What would the field of gene editing be without acronyms? Well today we have a new one for you… ADAR! Standing for “adenosine deaminase acting on RNA,” ADAR is a type of cellular machinery responsible for introducing single-letter changes in the RNA code. While this machinery already exists in our cells, many researchers are trying to turn ADAR into a therapeutic RNA editing machine.
How is this RNA editing technique different than the DNA-level CRISPR editing we hear about so often? First, unlike DNA editing, the effects of RNA editing are reversible. This is because the “copy machine-esque” components inside of our cells produce copies of RNA that are constantly being degraded and replenished. This makes the effects of this RNA editing technique “reversible” and very similar to antisense oligonucleotide (ASO) therapies. Second, this technique does not introduce any foreign protein in the body. Instead, it relies on commandeering pre-existing machinery (ADAR) within the cell. While not a new technique, this type of RNA editing is undergoing a revival of investigation. Take a look at this article to learn more about the history and current state of this gene editing technique! Additionally, if you’d like a refresher on the differences between DNA and RNA, enjoy the video below.
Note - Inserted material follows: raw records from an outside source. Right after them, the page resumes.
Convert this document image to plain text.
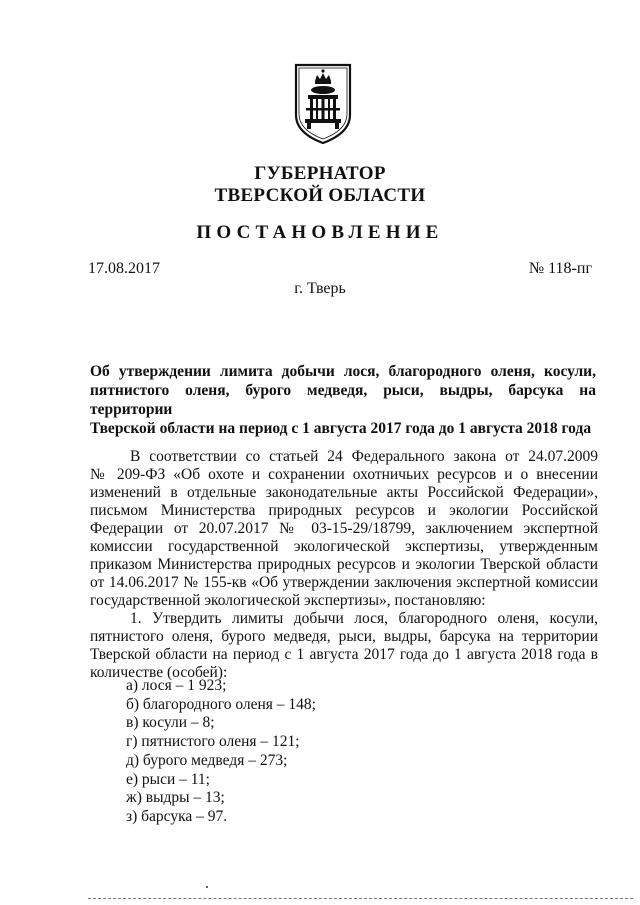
ГУБЕРНАТОР
ТВЕРСКОЙ ОБЛАСТИ
ПОСТАНОВЛЕНИЕ
17.08.2017	№ 118-пг
г. Тверь
Об утверждении лимита добычи лося, благородного оленя, косули,
пятнистого оленя, бурого медведя, рыси, выдры, барсука на территории
Тверской области на период с 1 августа 2017 года до 1 августа 2018 года
В соответствии со статьей 24 Федерального закона от 24.07.2009
№ 209-ФЗ «Об охоте и сохранении охотничьих ресурсов и о внесении
изменений в отдельные законодательные акты Российской Федерации»,
письмом Министерства природных ресурсов и экологии Российской
Федерации от 20.07.2017 № 03-15-29/18799, заключением экспертной
комиссии государственной экологической экспертизы, утвержденным
приказом Министерства природных ресурсов и экологии Тверской области
от 14.06.2017 № 155-кв «Об утверждении заключения экспертной комиссии
государственной экологической экспертизы», постановляю:
1. Утвердить лимиты добычи лося, благородного оленя, косули,
пятнистого оленя, бурого медведя, рыси, выдры, барсука на территории
Тверской области на период с 1 августа 2017 года до 1 августа 2018 года в
количестве (особей):
а) лося – 1 923;
б) благородного оленя – 148;
в) косули – 8;
г) пятнистого оленя – 121;
д) бурого медведя – 273;
е) рыси – 11;
ж) выдры – 13;
з) барсука – 97.
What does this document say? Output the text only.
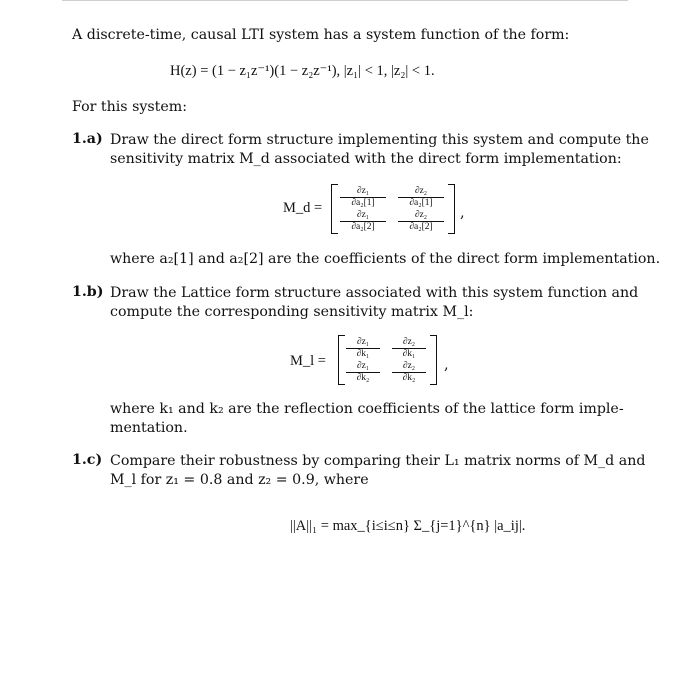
A discrete-time, causal LTI system has a system function of the form:
H(z) = (1 − z₁z⁻¹)(1 − z₂z⁻¹), |z₁| < 1, |z₂| < 1.
For this system:
1.a) Draw the direct form structure implementing this system and compute the
sensitivity matrix M_d associated with the direct form implementation:
M_d =
∂z₁
∂a₂[1]
∂z₂
∂a₂[1]
∂z₁
∂a₂[2]
∂z₂
∂a₂[2]
,
where a₂[1] and a₂[2] are the coefficients of the direct form implementation.
1.b) Draw the Lattice form structure associated with this system function and
compute the corresponding sensitivity matrix M_l:
M_l =
∂z₁
∂k₁
∂z₂
∂k₁
∂z₁
∂k₂
∂z₂
∂k₂
,
where k₁ and k₂ are the reflection coefficients of the lattice form imple-
mentation.
1.c) Compare their robustness by comparing their L₁ matrix norms of M_d and
M_l for z₁ = 0.8 and z₂ = 0.9, where
||A||₁ = max_{i≤i≤n} Σ_{j=1}^{n} |a_ij|.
New genetic analysis method could advance personal genomics
Diagnosis of genetic rare diseases is often an arduous hurdle faced by members of the rare disease community; it can take patients and families years, sometimes decades, to receive a proper diagnosis! These delays in diagnosis can have serious implications on patient health, especially if a patient is experiencing a substandard quality of care. How can we begin to tackle a problem as large as this? The Battle lab at Johns Hopkins University has a suggestion. As a part of the larger Genotype-Tissue Expression (GTEx) Program, the Battle lab has developed a computational system that can analyze preexisting genetic and gene expression data to identify potentially problematic and rare variants in one’s genetic code. Upon successful validation, this technique would greatly advance the field of personal genomics. Check out the article below to learn more!
“The implications of this could be quite large. Everyone has around 50,000 variants that are rare in the population and we have absolutely no idea what most of them are doing,” Battle said. “If you collect gene expression data, which shows which proteins are being produced in a patient’s cells at what levels, we’re going to be able to identify what’s going on at a much higher rate.”